For politicians like Abetz who like to make assertive and swaggering pronouncements about their opposition to the CCP as part of their political identity, the implications of their rhetoric are not high on their list of considerations. They are instead attempting to secure a domestic constituency that sees chest-beating as policy. Due to its increasing global assertiveness, China has become a very useful device for this kind of domestic politicking. Yet responding to belligerence with a thoughtless counter-belligerence is not a sophisticated way for Australian politicians to behave.

In fact, by seeking a loyalty test from Chinese Australians, Abetz was doing exactly what the CCP wanted him to do: making Chinese Australians feel unwelcome and insecure in Australia in the hope that these people will see their security coming from the Chinese government rather than the Australian government. That would further the CCP’s goal of being the primary voice for all ethnic Chinese. Useful idiots do not need to be fellow travelers; they can also be clumsy politicians engaging in acts of rhetorical grandstanding without any concern for the people they are using as political tools, or any understanding of the knock-on effects of their actions.

What makes Abetz’s behavior even more concerning is that the committee he was a member of was designed to assess how diaspora communities are engaging with Australia’s body politic. Australia has a noticeable underrepresentation of Asian Australians in general in its parliaments, both at federal and state level, and part of the committee’s remit was to understand why. Instead Abetz’s behavior will only compound this problem, as asking Chinese Australians to submit themselves to a loyalty test will discourage people from engaging in the country’s politics. It will give them the sense that they will forever be viewed with suspicion regardless of their positive contributions to Australian society.

More broadly, the incident brings to attention the primary dilemma for liberal democratic societies in their response to powerful authoritarian regimes: the temptation to “defend” their societies by means that are not liberal democratic. When this occurs the authoritarian regime has achieved a victory; it has been able to make a country undermine its own values, to make that country more like itself. As Yun Jiang – one of the experts submitting analysis to the committee – has subsequently written on the encounter, asking people to publicly declare their political positions is a tactic the CCP uses on its own people. It is “a tool of authoritarianism.”

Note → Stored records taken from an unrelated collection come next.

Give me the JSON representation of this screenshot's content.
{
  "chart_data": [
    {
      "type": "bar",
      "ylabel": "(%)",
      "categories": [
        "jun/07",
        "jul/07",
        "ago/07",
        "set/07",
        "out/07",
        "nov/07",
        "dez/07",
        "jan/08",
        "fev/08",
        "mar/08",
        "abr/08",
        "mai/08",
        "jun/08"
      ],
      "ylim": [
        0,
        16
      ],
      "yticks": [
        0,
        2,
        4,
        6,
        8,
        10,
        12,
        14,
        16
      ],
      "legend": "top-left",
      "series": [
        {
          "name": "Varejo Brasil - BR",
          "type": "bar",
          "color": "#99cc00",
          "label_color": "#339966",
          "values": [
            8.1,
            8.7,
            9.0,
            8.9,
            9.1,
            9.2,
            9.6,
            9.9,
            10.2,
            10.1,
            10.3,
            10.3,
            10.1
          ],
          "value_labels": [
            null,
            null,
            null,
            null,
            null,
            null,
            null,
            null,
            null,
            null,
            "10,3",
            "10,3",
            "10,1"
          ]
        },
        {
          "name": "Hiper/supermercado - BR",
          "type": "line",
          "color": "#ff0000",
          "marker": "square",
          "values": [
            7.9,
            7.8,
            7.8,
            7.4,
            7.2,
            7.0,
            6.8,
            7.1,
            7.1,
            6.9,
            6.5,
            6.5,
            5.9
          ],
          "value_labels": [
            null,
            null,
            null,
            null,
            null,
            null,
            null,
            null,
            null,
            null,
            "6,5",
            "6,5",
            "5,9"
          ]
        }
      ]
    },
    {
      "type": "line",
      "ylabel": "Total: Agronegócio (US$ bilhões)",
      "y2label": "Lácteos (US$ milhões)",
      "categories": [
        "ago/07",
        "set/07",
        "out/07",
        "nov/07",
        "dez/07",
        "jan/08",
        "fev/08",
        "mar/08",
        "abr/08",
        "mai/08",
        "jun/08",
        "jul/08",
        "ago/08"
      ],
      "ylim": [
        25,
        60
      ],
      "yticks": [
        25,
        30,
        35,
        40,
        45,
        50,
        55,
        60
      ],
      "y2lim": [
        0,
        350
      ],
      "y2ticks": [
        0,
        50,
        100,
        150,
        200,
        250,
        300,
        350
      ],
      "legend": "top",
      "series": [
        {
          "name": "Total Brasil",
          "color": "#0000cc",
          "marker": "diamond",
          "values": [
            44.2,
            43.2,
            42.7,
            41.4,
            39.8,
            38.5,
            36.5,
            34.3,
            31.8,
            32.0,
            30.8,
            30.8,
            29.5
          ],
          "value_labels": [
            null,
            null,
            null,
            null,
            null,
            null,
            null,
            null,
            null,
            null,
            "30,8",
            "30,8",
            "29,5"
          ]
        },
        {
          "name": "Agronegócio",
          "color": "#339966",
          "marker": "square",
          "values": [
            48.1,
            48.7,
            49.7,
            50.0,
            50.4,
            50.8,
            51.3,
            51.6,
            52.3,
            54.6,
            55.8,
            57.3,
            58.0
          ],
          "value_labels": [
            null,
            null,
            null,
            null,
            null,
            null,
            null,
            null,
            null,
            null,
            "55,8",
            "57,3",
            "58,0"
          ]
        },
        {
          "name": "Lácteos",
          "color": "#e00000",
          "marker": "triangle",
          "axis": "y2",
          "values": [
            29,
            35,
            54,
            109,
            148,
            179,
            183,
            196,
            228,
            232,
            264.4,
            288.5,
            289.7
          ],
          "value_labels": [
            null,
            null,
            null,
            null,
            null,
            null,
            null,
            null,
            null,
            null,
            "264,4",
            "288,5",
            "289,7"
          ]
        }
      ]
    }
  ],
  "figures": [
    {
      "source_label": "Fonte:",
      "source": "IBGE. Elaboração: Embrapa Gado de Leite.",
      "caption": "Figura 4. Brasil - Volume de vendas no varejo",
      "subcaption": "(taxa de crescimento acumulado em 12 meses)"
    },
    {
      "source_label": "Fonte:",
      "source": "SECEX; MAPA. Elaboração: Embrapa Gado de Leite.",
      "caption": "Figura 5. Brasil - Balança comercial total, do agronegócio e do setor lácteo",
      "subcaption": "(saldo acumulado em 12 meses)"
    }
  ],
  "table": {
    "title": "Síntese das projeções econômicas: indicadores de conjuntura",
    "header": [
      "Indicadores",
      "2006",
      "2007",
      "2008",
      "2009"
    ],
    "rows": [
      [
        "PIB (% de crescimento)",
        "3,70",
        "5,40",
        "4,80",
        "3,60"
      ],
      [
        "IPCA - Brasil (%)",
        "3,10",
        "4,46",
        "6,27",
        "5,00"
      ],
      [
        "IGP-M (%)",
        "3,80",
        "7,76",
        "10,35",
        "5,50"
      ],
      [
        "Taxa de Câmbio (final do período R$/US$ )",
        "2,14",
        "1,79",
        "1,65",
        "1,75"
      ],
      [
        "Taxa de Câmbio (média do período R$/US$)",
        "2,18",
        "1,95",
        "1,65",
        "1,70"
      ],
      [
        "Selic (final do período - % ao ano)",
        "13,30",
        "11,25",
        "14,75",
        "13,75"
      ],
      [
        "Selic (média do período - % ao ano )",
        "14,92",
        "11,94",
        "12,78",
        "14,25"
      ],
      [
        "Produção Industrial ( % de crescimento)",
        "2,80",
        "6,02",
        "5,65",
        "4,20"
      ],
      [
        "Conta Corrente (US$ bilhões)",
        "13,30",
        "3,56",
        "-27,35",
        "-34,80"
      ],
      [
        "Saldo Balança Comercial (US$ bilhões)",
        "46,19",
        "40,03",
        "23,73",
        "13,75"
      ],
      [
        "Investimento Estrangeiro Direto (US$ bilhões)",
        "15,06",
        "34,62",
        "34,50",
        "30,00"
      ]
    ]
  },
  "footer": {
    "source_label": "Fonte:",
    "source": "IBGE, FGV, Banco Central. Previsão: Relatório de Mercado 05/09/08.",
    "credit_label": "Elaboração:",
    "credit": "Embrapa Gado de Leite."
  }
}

These types of crude actions by senior politicians that undermine the country’s values are especially dangerous for a multicultural society like Australia. As the CCP increasingly uses ethnic nationalism as a major branch of both its domestic behavior and international influence operations, Australia’s multiculturalism will be given a stress test. The response to Beijing’s behavior cannot be ethnic suspicion within Australia. The opposite of ethnic nationalism is not a different variety of ethnic nationalism, it is pluralism; a commitment to the inherent human value of each citizen regardless of their background.

Australia’s social stability is reliant on its commitment to its pluralistic liberal democracy, and this commitment needs to be shared, guarded, and promoted by its public representatives. This requires an actual understanding of these ideals, what they mean, and how they are defended and reinforced. Unfortunately, there are now a number of Australian politicians – including Abetz – who have identified China as a domestic political opportunity to prove how tough they are. But in their graceless attempts to demonstrate their opposition to the CCP they have instead ended up working for it.